Una de las cosas que más extrañé de Cuba en mis 10 años de
ausencia fue el sonido de los trenes. Vivir en una estación y dormir a muy pocos
pasos de la línea principal, me hizo dependiente de ese traqueteo acompasado
que dividía en dos mitades al Paradero de Camarones.
Al día siguiente de nuestra llegada, a primera hora de la
mañana, salimos rumbo a la Estación Central. Tarde en la noche, había escuchado
los largos pitazos de una locomotora en dirección a la estación de Ciénaga. Los
asumí como la primera señal de bienvenida que me daba La Habana.
Desembocamos por la misma calle que solía hacerlo en la ruta
43. Casi todo el paisaje estaba intacto. El fuerte olor a gas, las colas de las
guaguas y los escándalos de los solares circundantes permanecían en el mismo
lugar que los dejé. Solo una cosa había cambiado radicalmente: los andenes
estaban vacíos.
En los años 80, incluso en los peores 90, era imposible
llegar hasta allí y no encontrar por lo menos tres o cuatro trenes que acababan
de llegar o estaban a punto de irse hacia los extraños pueblos.

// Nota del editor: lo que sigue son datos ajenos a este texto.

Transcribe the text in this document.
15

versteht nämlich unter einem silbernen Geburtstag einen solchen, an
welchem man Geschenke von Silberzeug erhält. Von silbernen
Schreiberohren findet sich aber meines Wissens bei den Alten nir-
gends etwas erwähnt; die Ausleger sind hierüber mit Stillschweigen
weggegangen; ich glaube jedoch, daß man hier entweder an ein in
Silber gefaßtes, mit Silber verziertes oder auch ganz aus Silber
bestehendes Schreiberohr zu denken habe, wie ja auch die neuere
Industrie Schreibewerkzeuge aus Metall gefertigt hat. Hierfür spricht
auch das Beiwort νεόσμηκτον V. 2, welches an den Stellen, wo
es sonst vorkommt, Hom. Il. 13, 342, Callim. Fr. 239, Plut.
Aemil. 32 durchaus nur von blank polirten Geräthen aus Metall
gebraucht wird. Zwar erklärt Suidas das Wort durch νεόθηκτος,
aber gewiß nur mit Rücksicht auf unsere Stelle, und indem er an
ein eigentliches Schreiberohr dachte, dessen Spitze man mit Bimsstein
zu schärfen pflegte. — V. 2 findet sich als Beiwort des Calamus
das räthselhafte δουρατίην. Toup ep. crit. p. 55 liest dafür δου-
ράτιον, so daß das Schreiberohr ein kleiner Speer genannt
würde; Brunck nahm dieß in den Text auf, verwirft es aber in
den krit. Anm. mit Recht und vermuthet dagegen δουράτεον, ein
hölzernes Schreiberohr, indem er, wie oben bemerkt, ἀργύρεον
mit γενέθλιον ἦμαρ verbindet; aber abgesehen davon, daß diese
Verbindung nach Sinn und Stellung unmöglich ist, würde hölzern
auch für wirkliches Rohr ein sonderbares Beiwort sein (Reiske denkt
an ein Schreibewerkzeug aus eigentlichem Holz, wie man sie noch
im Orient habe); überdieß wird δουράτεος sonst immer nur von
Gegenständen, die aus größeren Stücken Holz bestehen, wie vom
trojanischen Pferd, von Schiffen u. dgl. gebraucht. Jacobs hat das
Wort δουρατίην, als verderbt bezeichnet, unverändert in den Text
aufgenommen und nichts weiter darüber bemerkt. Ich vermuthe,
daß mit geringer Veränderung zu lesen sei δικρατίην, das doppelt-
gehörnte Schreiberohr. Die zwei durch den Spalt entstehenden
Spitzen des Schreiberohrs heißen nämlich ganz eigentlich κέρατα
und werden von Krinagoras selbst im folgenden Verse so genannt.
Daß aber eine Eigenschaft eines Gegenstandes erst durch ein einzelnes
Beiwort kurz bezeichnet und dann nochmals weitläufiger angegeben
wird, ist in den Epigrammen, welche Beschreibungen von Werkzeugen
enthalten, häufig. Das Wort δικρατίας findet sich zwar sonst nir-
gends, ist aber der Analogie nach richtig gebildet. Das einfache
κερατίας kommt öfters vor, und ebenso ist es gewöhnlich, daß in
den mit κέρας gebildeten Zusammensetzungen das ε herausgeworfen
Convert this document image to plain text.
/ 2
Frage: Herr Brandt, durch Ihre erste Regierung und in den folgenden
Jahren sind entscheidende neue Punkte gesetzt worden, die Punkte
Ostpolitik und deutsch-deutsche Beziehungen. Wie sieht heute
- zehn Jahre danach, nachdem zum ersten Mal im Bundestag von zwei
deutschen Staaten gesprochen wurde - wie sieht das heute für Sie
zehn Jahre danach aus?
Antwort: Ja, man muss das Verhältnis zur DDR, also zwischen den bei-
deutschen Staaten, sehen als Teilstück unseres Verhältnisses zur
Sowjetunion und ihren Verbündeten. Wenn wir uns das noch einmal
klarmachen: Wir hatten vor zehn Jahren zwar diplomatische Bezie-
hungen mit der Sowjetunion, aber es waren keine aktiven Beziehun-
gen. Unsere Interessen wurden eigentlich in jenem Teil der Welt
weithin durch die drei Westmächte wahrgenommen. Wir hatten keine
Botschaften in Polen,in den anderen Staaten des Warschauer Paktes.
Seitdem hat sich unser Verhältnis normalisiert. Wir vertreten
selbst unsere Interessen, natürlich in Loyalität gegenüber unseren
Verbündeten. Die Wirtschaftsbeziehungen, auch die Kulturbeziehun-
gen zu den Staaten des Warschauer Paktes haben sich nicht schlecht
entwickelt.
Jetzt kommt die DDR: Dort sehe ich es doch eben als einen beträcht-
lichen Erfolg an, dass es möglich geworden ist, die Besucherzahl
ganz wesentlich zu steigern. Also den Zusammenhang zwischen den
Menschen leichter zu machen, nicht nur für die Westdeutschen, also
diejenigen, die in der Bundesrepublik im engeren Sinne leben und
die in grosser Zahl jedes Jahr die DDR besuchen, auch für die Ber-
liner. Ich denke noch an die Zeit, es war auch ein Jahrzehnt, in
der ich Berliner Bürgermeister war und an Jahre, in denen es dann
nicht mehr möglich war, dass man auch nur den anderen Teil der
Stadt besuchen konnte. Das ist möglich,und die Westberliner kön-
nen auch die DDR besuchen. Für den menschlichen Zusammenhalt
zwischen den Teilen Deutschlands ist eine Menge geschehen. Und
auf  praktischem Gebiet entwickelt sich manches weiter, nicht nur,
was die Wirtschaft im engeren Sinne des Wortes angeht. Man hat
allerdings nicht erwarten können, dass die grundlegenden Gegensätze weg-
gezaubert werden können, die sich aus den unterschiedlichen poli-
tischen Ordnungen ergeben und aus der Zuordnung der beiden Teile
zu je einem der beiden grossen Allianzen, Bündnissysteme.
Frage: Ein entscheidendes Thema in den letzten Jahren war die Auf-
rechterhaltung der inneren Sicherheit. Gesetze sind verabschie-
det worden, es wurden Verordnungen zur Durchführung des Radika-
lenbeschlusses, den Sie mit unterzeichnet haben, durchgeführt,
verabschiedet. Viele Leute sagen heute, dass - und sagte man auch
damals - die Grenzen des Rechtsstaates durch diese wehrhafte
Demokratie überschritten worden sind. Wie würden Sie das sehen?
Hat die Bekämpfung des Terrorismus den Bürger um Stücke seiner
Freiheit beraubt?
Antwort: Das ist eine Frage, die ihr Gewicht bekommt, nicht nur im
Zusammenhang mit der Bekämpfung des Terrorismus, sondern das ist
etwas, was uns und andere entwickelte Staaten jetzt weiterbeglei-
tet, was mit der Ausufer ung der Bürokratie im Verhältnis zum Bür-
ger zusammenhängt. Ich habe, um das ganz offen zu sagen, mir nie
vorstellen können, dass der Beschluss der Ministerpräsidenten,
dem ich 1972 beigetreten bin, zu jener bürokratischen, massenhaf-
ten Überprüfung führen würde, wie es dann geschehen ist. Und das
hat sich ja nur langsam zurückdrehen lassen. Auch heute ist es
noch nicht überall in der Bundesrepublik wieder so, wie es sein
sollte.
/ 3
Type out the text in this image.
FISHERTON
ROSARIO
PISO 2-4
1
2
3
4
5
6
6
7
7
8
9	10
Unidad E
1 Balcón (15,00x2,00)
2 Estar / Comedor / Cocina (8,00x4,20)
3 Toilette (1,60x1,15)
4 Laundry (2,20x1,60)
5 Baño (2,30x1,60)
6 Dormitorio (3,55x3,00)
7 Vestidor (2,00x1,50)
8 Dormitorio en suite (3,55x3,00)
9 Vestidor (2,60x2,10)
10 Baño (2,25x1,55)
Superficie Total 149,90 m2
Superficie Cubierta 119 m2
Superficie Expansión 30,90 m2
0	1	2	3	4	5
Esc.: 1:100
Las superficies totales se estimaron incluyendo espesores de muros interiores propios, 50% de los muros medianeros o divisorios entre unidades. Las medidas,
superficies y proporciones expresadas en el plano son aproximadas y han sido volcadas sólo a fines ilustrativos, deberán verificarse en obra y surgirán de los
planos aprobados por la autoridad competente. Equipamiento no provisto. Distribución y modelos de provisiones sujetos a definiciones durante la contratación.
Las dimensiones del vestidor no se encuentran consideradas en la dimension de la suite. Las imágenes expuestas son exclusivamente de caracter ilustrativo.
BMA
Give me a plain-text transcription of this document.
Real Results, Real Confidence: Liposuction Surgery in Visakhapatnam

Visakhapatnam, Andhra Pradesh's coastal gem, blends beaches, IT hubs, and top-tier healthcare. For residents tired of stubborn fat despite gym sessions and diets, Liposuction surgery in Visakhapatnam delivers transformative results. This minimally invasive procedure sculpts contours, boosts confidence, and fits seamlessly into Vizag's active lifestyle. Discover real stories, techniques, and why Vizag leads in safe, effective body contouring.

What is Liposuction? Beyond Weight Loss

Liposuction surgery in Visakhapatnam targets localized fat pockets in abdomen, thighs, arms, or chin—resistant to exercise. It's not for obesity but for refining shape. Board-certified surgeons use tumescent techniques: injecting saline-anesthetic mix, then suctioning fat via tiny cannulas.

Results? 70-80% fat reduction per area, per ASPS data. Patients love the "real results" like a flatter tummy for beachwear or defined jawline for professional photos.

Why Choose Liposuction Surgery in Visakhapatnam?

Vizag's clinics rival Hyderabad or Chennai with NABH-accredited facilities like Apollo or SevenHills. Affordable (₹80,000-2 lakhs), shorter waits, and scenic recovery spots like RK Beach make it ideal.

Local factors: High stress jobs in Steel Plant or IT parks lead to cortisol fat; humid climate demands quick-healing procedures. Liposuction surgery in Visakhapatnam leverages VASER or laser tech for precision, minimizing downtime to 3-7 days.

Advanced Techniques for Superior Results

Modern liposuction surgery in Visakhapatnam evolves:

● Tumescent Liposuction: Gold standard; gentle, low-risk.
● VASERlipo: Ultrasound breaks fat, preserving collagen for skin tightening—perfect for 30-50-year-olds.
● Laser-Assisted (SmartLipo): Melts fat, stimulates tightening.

En todo el
patio no había más que dos vagones Budd, encallado como barcazas en un apartadero.
Eran las ocho de la mañana
y el próximo tren saldría al amanecer del día siguiente. No me quedaba más
remedio que seguir esperando. Una vez más, La Habana me dio una lección de
paciencia; justo ella, la que más la ha tenido de todos nosotros.
3 comentarios:
El olor a gas... ves?... ése es el olor distintivo cuando uno llega a La Habana.
Precioso Camilo, tienes el don de describir poeticamente la realidad de Cuba, te felicito.
Es cierto, ha sido la Habana la más paciente, esperaba tu regreso y tus crónicas del viaje, vas bien… Venegas.